7. Join a Community of Givers. To find other givers, join a Freecycle community, where you can give away goods and see what other people need. Another inspiring community of givers is ServiceSpace, the home of a series of Giftivism initiatives started by Nipun Mehta. Headquartered in Berkeley, California, ServiceSpace has over 400,000 members and sends over 50 million emails a year. Yet they still operate by three rules: “no staff, no fundraising, and no strings attached.” Through ServiceSpace, Nipun has created a platform for people to increase their giver quotients, divided into three categories: gift economy projects, inspirational content, and volunteer and nonprofit support. One of the gift economy projects is Karma Kitchen, where the menu has no prices. When the bill arrives, it reads $0.00 and contains just two sentences: “Your meal was a gift from someone who came before you. To keep the chain of gifts alive, we invite you to pay it forward for those who dine after you.”
8. Launch a Personal Generosity Experiment. If you’d rather give on your own, try the GOOD 30-day challenge. Each day for a month, GOOD suggests a different way to give. For more examples of random acts of kindness, check out Sasha Dichter’s 30-day generosity experiment and Ryan Garcia’s year of daily random acts of kindness. Dichter, the chief innovation officer at the Acumen Fund, embarked on a monthlong generosity experiment in which he said yes to every request for help that he received. Garcia, a sales executive at ZocDoc, is performing one random act of kindness every day for an entire year and keeping a blog about his experience, from stepping up as a mentor to thanking a customer service representative. As research shows, this generosity experiment is likely to be most psychologically rewarding if you spend somewhere between two and 11 hours a week on it, and if you distribute it into larger chunks—multiple acts once a week, instead of one act every day.

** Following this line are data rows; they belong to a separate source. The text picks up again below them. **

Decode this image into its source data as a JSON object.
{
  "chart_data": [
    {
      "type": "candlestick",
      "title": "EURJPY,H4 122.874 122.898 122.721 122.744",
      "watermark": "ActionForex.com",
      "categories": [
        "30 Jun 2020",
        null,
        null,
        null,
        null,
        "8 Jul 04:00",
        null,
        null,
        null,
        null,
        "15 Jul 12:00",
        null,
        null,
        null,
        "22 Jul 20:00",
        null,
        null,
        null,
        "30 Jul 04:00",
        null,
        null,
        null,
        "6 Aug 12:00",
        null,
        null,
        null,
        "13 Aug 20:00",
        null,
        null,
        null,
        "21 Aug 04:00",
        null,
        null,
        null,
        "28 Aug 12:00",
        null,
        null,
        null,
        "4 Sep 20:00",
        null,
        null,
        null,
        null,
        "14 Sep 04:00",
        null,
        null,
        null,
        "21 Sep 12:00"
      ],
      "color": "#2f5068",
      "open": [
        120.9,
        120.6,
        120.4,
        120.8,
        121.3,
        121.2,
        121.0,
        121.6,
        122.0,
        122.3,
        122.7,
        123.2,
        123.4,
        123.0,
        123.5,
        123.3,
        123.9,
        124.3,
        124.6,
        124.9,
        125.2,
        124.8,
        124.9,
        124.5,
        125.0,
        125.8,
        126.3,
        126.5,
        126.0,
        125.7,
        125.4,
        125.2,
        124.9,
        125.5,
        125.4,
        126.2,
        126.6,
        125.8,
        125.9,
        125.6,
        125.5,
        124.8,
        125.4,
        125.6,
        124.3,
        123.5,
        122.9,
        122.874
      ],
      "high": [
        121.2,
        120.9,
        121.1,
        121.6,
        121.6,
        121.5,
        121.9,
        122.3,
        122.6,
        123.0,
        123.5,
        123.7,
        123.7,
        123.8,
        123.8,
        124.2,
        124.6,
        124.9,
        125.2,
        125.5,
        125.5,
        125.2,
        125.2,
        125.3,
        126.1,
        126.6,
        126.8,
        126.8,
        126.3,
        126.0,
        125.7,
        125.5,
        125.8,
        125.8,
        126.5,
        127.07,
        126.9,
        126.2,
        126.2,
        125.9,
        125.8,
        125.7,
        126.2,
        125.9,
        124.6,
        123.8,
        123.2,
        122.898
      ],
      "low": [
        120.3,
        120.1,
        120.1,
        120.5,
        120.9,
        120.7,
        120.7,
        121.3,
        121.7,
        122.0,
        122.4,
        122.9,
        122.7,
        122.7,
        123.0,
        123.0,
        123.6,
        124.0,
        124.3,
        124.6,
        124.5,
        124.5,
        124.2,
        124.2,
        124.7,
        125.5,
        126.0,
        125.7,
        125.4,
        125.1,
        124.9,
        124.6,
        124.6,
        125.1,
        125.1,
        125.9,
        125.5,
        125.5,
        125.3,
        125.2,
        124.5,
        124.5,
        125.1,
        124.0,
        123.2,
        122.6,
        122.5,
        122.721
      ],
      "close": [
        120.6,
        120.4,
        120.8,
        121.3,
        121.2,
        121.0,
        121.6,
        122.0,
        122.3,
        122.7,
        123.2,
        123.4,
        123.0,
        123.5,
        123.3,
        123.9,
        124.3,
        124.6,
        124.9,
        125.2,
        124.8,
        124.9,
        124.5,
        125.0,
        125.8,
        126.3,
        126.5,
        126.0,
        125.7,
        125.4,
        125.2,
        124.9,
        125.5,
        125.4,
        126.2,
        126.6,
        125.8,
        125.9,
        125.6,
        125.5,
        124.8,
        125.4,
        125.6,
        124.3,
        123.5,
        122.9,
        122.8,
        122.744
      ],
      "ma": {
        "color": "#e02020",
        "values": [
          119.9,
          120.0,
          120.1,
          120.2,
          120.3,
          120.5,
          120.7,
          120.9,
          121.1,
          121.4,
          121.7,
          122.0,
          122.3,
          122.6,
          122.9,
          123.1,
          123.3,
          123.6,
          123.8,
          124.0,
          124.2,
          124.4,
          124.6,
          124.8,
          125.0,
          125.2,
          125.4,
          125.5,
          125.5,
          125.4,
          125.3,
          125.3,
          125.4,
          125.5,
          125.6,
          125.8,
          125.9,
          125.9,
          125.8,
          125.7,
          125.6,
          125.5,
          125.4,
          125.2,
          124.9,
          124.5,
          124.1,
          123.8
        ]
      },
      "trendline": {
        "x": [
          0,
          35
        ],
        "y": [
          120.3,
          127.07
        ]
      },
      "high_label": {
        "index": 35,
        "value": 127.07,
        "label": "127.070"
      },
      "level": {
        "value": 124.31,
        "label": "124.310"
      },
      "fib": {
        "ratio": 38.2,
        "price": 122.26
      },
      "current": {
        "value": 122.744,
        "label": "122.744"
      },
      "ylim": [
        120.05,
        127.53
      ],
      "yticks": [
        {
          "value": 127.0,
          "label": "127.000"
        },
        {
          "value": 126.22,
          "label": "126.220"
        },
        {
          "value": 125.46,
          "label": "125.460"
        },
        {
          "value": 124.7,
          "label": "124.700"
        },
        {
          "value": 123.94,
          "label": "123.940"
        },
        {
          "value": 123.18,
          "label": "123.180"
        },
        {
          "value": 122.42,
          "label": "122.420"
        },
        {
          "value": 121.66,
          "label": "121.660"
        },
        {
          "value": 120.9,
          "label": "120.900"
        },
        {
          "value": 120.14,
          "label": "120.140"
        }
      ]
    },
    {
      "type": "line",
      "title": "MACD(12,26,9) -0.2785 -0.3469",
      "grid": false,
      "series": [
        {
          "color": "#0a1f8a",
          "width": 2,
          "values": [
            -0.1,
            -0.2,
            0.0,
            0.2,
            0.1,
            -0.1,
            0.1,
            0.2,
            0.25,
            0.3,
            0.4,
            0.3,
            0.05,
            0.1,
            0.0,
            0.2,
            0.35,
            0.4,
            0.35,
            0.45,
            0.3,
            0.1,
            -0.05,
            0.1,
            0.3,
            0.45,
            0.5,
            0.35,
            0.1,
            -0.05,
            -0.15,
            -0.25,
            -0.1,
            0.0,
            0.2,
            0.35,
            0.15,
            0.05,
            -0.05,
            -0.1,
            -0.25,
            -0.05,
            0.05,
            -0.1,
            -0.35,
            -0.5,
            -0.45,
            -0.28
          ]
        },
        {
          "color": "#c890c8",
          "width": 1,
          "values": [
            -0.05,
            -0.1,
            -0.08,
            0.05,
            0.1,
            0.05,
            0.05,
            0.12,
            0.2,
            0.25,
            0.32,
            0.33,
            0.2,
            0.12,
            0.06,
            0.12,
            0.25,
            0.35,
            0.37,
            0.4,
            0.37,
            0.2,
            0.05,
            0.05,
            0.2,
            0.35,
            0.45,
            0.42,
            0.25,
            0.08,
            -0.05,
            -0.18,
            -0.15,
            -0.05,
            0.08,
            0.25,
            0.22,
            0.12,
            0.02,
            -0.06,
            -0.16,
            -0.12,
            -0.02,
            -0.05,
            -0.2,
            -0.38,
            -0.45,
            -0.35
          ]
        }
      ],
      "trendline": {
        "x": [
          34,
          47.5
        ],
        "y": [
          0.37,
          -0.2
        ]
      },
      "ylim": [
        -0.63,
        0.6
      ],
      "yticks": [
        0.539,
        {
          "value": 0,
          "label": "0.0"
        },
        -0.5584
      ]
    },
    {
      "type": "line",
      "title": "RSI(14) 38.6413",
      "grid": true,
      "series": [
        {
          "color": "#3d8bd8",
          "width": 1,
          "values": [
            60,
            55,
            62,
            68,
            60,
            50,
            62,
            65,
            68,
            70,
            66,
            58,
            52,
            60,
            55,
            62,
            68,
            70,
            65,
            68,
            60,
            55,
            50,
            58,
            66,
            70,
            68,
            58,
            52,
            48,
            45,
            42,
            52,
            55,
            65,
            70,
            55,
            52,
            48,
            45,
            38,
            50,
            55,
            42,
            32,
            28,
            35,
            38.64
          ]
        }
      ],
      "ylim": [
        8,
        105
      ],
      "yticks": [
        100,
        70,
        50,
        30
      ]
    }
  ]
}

9. Help Fund a Project. Many people are seeking financial support for their projects. On Kickstarter, known as the world’s largest funding platform for creative projects, you can find people looking for help in designing and launching movies, books, video games, music, plays, paintings, and other products and services. On Kiva, you can identify opportunities to make microloans of $25 or more to entrepreneurs in the developing world. Both sites give you the chance to see and follow the progress of the people you help.

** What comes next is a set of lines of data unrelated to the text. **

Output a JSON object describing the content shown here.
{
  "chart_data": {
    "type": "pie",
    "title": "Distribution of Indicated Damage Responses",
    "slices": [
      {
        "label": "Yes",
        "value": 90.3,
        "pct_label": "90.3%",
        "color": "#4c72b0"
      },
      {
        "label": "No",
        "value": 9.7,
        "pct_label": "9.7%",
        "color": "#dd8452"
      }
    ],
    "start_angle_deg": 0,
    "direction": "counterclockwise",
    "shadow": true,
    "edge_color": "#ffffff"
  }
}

10. Seek Help More Often. If you want other people to be givers, one of the easiest steps is to ask. When you ask for help, you’re not always imposing a burden. Some people are givers, and by asking for help, you’re creating an opportunity for them to express their values and feel valued. By asking for a five-minute favor, you impose a relatively small burden—and if you ask a matcher, you can count on having an opportunity to reciprocate. Wayne and Cheryl Baker note that people can “start the spark of reciprocity by making requests as well as helping others. Help generously and without thought of return; but also ask often for what you need.”